Reputation: 3095
I have two tables - a temporary table for working with imported data, and the existing accounts table. I need to update the user id in the temp table based on matching by an account number and group number in the accounts table.
CREATE TABLE `_temp` (
`g_id` int(11) NOT NULL AUTO_INCREMENT,
`g_group_norm` varchar(10) DEFAULT NULL,
`g_uid1` varchar(25) DEFAULT NULL,
`g_spid` int(11) DEFAULT NULL,
`g_pid` int(11) DEFAULT NULL,
PRIMARY KEY (`g_id`),
KEY `groupn` (`g_group_norm`) USING BTREE,
KEY `guid` (`g_uid1`) USING BTREE,
KEY `gspid` (`g_spid`) USING BTREE
) ENGINE=InnoDB AUTO_INCREMENT=1 DEFAULT CHARSET=utf8;
CREATE TABLE `accounts` (
`sa_actid` int(11) NOT NULL AUTO_INCREMENT,
`sa_grp` varchar(10) DEFAULT NULL,
`sa_account` varchar(25) DEFAULT NULL,
`sa_spid` int(11) DEFAULT NULL,
`sa_partnerid` int(11) DEFAULT NULL,
PRIMARY KEY (`sa_actid`),
KEY `spid` (`sa_spid`) USING BTREE,
KEY `grp` (`sa_grp`) USING BTREE,
KEY `act` (`sa_account`) USING BTREE,
KEY `partnerid` (`sa_partnerid`) USING BTREE,
) ENGINE=InnoDB AUTO_INCREMENT=1 DEFAULT CHARSET=utf8;
The accounts table is upwards of 5M rows.
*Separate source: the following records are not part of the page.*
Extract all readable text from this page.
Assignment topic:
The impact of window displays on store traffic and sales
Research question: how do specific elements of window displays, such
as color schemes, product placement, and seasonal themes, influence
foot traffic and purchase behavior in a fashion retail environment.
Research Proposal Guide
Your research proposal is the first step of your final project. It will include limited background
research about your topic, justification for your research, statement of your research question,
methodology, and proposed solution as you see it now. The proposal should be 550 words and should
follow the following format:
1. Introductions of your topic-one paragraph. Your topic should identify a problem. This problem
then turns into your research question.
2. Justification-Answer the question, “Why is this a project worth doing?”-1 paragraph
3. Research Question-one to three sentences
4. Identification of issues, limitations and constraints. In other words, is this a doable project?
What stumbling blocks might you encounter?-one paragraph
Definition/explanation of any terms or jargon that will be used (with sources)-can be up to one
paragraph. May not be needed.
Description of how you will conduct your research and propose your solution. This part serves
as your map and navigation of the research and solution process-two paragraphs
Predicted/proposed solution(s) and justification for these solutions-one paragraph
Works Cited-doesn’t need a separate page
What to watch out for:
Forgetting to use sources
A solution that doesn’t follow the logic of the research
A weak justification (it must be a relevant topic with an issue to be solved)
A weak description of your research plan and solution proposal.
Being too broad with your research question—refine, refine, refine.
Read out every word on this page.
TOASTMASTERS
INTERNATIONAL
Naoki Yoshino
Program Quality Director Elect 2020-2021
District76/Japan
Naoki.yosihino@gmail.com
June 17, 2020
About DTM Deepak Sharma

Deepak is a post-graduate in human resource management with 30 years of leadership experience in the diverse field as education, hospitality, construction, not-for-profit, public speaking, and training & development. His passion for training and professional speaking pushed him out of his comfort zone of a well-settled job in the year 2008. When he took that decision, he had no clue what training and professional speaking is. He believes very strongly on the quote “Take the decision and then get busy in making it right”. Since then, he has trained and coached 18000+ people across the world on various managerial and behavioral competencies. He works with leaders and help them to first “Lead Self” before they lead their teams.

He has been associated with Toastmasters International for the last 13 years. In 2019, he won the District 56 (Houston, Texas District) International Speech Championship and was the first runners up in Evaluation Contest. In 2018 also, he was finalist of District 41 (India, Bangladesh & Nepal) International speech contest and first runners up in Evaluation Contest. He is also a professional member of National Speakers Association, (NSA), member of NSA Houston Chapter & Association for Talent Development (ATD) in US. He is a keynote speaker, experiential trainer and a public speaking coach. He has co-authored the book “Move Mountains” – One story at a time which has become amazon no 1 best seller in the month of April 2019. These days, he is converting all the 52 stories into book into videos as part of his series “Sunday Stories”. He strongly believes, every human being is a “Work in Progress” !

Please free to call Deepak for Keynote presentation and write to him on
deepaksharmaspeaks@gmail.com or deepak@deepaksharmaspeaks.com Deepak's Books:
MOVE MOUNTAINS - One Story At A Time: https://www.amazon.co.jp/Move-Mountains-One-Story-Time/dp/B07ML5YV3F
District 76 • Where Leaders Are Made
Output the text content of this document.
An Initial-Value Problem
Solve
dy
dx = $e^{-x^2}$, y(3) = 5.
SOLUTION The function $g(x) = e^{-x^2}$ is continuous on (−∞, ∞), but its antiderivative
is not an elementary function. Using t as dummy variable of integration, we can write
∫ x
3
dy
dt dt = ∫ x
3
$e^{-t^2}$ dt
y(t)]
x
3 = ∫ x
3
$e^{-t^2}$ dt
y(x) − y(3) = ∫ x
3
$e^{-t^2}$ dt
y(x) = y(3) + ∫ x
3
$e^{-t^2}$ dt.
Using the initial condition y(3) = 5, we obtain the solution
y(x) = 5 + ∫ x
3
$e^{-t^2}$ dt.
The _temp table data I'm working with now can be anywhere from 50,000 to 700,000 rows.
The query I've been using to set that g_spid = sa_spid is this:
UPDATE _temp T, accounts A SET
T.g_spid = A.sa_spid
WHERE T.g_uid1 = A.sa_account
AND T.g_group_norm = A.sa_grp
AND A.sa_partnerid = 118
AND T.g_spid IS NULL;
The accounts table has around 3M rows, of which 2.84M are partner ID "118". The temp table update works slow, but OK on 10-20k rows, but when I have a larger set of data to work with (currently temp table is around 100k rows) it seems to never finish (it's been running for 15 minutes now).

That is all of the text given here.